Internet giant Yahoo has introduced a beta version of its Yahoo Messenger instant messaging application—the catch being that this version is designed to work within a standard Web browser window, rather than relying on a separate software application.
Yahoo Web Messenger is a Flash-based application which offers a subset of the features in the full-blown Yahoo Messenger. Users can initiate and receive instant messages, save and search past messages, add contact, and adjust their online status. However, they can’t change their stealth settings, avatar display, or block list; similarly, the Web version of Yahoo Messenger doesn’t support conferencing, voice chat, file transfer, photo sharing, or Web cams. To use any of those features, users will still need the full-blown Yahoo Messenger.
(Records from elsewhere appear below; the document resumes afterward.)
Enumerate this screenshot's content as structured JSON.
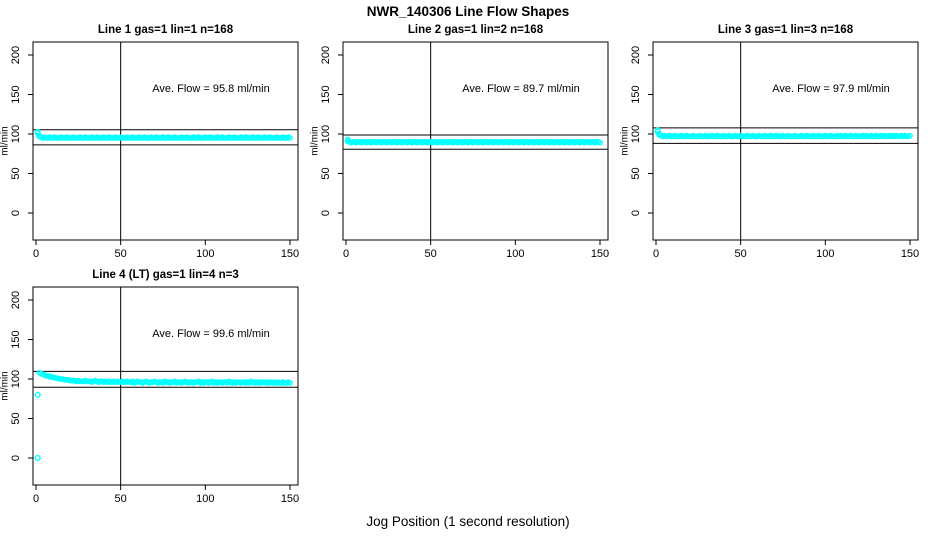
{
  "page": {
    "main_title": "NWR_140306  Line Flow Shapes",
    "x_axis_label": "Jog Position (1 second resolution)"
  },
  "colors": {
    "point": "#00ffff",
    "axis": "#000000",
    "background": "#ffffff"
  },
  "chart_data": [
    {
      "type": "scatter",
      "title": "Line 1 gas=1 lin=1 n=168",
      "ylabel": "ml/min",
      "annotation": "Ave. Flow =  95.8  ml/min",
      "ave_flow": 95.8,
      "xlim": [
        0,
        150
      ],
      "ylim": [
        0,
        200
      ],
      "x_ticks": [
        0,
        50,
        100,
        150
      ],
      "y_ticks": [
        0,
        50,
        100,
        150,
        200
      ],
      "vline_x": 50,
      "hlines": [
        105.4,
        86.2
      ],
      "x_start": 1,
      "x_step": 1,
      "y_values": [
        103,
        98,
        96,
        95,
        96,
        95,
        95,
        96,
        95,
        95,
        96,
        95,
        95,
        95,
        96,
        95,
        95,
        96,
        95,
        95,
        95,
        96,
        95,
        95,
        95,
        96,
        95,
        95,
        96,
        95,
        95,
        95,
        96,
        95,
        95,
        96,
        95,
        95,
        95,
        96,
        95,
        95,
        96,
        95,
        95,
        95,
        96,
        95,
        95,
        96,
        95,
        95,
        95,
        96,
        95,
        95,
        96,
        95,
        95,
        95,
        96,
        95,
        95,
        96,
        95,
        95,
        95,
        96,
        95,
        95,
        96,
        95,
        95,
        95,
        96,
        95,
        95,
        96,
        95,
        95,
        95,
        96,
        95,
        95,
        95,
        96,
        95,
        95,
        96,
        95,
        95,
        95,
        96,
        95,
        95,
        96,
        95,
        95,
        95,
        96,
        95,
        95,
        96,
        95,
        95,
        95,
        96,
        95,
        95,
        96,
        95,
        95,
        95,
        96,
        95,
        95,
        96,
        95,
        95,
        95,
        96,
        95,
        95,
        96,
        95,
        95,
        95,
        96,
        95,
        95,
        96,
        95,
        95,
        95,
        96,
        95,
        95,
        96,
        95,
        95,
        95,
        96,
        95,
        95,
        95,
        96,
        95,
        95,
        96,
        95
      ],
      "extra_points": [
        [
          1,
          101
        ],
        [
          2,
          97
        ]
      ]
    },
    {
      "type": "scatter",
      "title": "Line 2 gas=1 lin=2 n=168",
      "ylabel": "ml/min",
      "annotation": "Ave. Flow =  89.7  ml/min",
      "ave_flow": 89.7,
      "xlim": [
        0,
        150
      ],
      "ylim": [
        0,
        200
      ],
      "x_ticks": [
        0,
        50,
        100,
        150
      ],
      "y_ticks": [
        0,
        50,
        100,
        150,
        200
      ],
      "vline_x": 50,
      "hlines": [
        98.7,
        80.7
      ],
      "x_start": 1,
      "x_step": 1,
      "y_values": [
        93,
        90,
        89,
        90,
        90,
        89,
        90,
        90,
        89,
        90,
        90,
        89,
        90,
        90,
        89,
        90,
        90,
        89,
        90,
        90,
        89,
        90,
        90,
        89,
        90,
        90,
        89,
        90,
        90,
        89,
        90,
        90,
        89,
        90,
        90,
        89,
        90,
        90,
        89,
        90,
        90,
        89,
        90,
        90,
        89,
        90,
        90,
        89,
        90,
        90,
        89,
        90,
        90,
        89,
        90,
        90,
        89,
        90,
        90,
        89,
        90,
        90,
        89,
        90,
        90,
        89,
        90,
        90,
        89,
        90,
        90,
        89,
        90,
        90,
        89,
        90,
        90,
        89,
        90,
        90,
        89,
        90,
        90,
        89,
        90,
        90,
        89,
        90,
        90,
        89,
        90,
        90,
        89,
        90,
        90,
        89,
        90,
        90,
        89,
        90,
        90,
        89,
        90,
        90,
        89,
        90,
        90,
        89,
        90,
        90,
        89,
        90,
        90,
        89,
        90,
        90,
        89,
        90,
        90,
        89,
        90,
        90,
        89,
        90,
        90,
        89,
        90,
        90,
        89,
        90,
        90,
        89,
        90,
        90,
        89,
        90,
        90,
        89,
        90,
        90,
        89,
        90,
        90,
        89,
        90,
        90,
        89,
        90,
        90,
        89
      ],
      "extra_points": [
        [
          1,
          91
        ]
      ]
    },
    {
      "type": "scatter",
      "title": "Line 3 gas=1 lin=3 n=168",
      "ylabel": "ml/min",
      "annotation": "Ave. Flow =  97.9  ml/min",
      "ave_flow": 97.9,
      "xlim": [
        0,
        150
      ],
      "ylim": [
        0,
        200
      ],
      "x_ticks": [
        0,
        50,
        100,
        150
      ],
      "y_ticks": [
        0,
        50,
        100,
        150,
        200
      ],
      "vline_x": 50,
      "hlines": [
        107.7,
        88.1
      ],
      "x_start": 1,
      "x_step": 1,
      "y_values": [
        105,
        100,
        98,
        97,
        98,
        97,
        97,
        98,
        97,
        97,
        98,
        97,
        97,
        97,
        98,
        97,
        97,
        98,
        97,
        97,
        97,
        98,
        97,
        97,
        97,
        98,
        97,
        97,
        98,
        97,
        97,
        97,
        98,
        97,
        97,
        98,
        97,
        97,
        97,
        98,
        97,
        97,
        98,
        97,
        97,
        97,
        98,
        97,
        97,
        98,
        97,
        97,
        97,
        98,
        97,
        97,
        98,
        97,
        97,
        97,
        98,
        97,
        97,
        98,
        97,
        97,
        97,
        98,
        97,
        97,
        98,
        97,
        97,
        97,
        98,
        97,
        97,
        98,
        97,
        97,
        97,
        98,
        97,
        97,
        97,
        98,
        97,
        97,
        98,
        97,
        97,
        97,
        98,
        97,
        97,
        98,
        97,
        97,
        97,
        98,
        97,
        97,
        98,
        97,
        97,
        97,
        98,
        97,
        98,
        97,
        97,
        98,
        97,
        97,
        98,
        97,
        97,
        98,
        97,
        97,
        97,
        98,
        97,
        98,
        97,
        97,
        98,
        97,
        97,
        98,
        97,
        97,
        98,
        97,
        98,
        97,
        97,
        98,
        97,
        98,
        97,
        98,
        97,
        97,
        98,
        97,
        98,
        97,
        97,
        98
      ],
      "extra_points": [
        [
          1,
          103
        ],
        [
          2,
          99
        ]
      ]
    },
    {
      "type": "scatter",
      "title": "Line 4 (LT) gas=1 lin=4 n=3",
      "ylabel": "ml/min",
      "annotation": "Ave. Flow =  99.6  ml/min",
      "ave_flow": 99.6,
      "xlim": [
        0,
        150
      ],
      "ylim": [
        0,
        200
      ],
      "x_ticks": [
        0,
        50,
        100,
        150
      ],
      "y_ticks": [
        0,
        50,
        100,
        150,
        200
      ],
      "vline_x": 50,
      "hlines": [
        109.6,
        89.6
      ],
      "x_start": 2,
      "x_step": 1,
      "y_values": [
        108,
        107,
        106,
        105,
        104,
        104,
        103,
        103,
        102,
        102,
        101,
        101,
        100,
        100,
        100,
        99,
        99,
        99,
        98,
        98,
        98,
        98,
        97,
        98,
        97,
        97,
        97,
        98,
        97,
        97,
        97,
        96,
        97,
        98,
        97,
        96,
        97,
        97,
        96,
        97,
        96,
        97,
        96,
        96,
        97,
        96,
        97,
        96,
        96,
        97,
        96,
        96,
        97,
        96,
        96,
        97,
        95,
        96,
        97,
        96,
        96,
        95,
        96,
        97,
        96,
        95,
        96,
        96,
        97,
        96,
        95,
        96,
        96,
        95,
        97,
        96,
        96,
        95,
        96,
        96,
        97,
        95,
        96,
        96,
        95,
        96,
        97,
        96,
        95,
        96,
        96,
        95,
        96,
        96,
        97,
        95,
        96,
        95,
        96,
        96,
        95,
        96,
        97,
        95,
        96,
        95,
        96,
        96,
        95,
        96,
        96,
        95,
        97,
        96,
        95,
        96,
        95,
        96,
        96,
        95,
        96,
        96,
        95,
        96,
        95,
        97,
        96,
        95,
        96,
        95,
        96,
        95,
        96,
        96,
        95,
        96,
        95,
        96,
        95,
        96,
        95,
        96,
        95,
        95,
        96,
        95,
        95,
        96,
        95
      ],
      "extra_points": [
        [
          1,
          0
        ],
        [
          1,
          80
        ]
      ]
    }
  ]
}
What Yahoo Messenger for the Web is designed to do is bring the basics of instant messaging to users who can’t otherwise get to the service. The Web-based client is expected to appeal to, say, customers in Internet cafes, travellers or other people who might be briefly using someone else’s computer, and other situations where it’s not practical (or possible) to install the full-blown Yahoo Messenger client. Of course, the Web version might also appeal to employees of companies which barr downloads or use of instant messaging software.
The idea to put instant messaging in a Web browser isn’t new: Google rolled Google Talk into its GMail service over a year ago, and Web-based services like Meebo were once the only way to bridge the gap between competing instant messaging services.
Right now, Yahoo is offering the beta version of the Web-based messenger client in the United States, Brazil, India, Malaysia, the Philippines, and Viet Nam, with additional expansion planned for later this year. The move into developing markets may be a boon for Yahoo. For instance, some reports indicate that nearly half the everyday Internet users in India get online via Internet cafes, and comScore recently reported Yahoo is the leading instant messaging application in India, Viet Nam, and the Philippines.
Yahoo Messenger for the Web is a free service, but users will quickly note that ads run alongside it. Yahoo hasn’t disclosed whether the advertising content is selected for "relevancy" on the basis of users chat content or histories.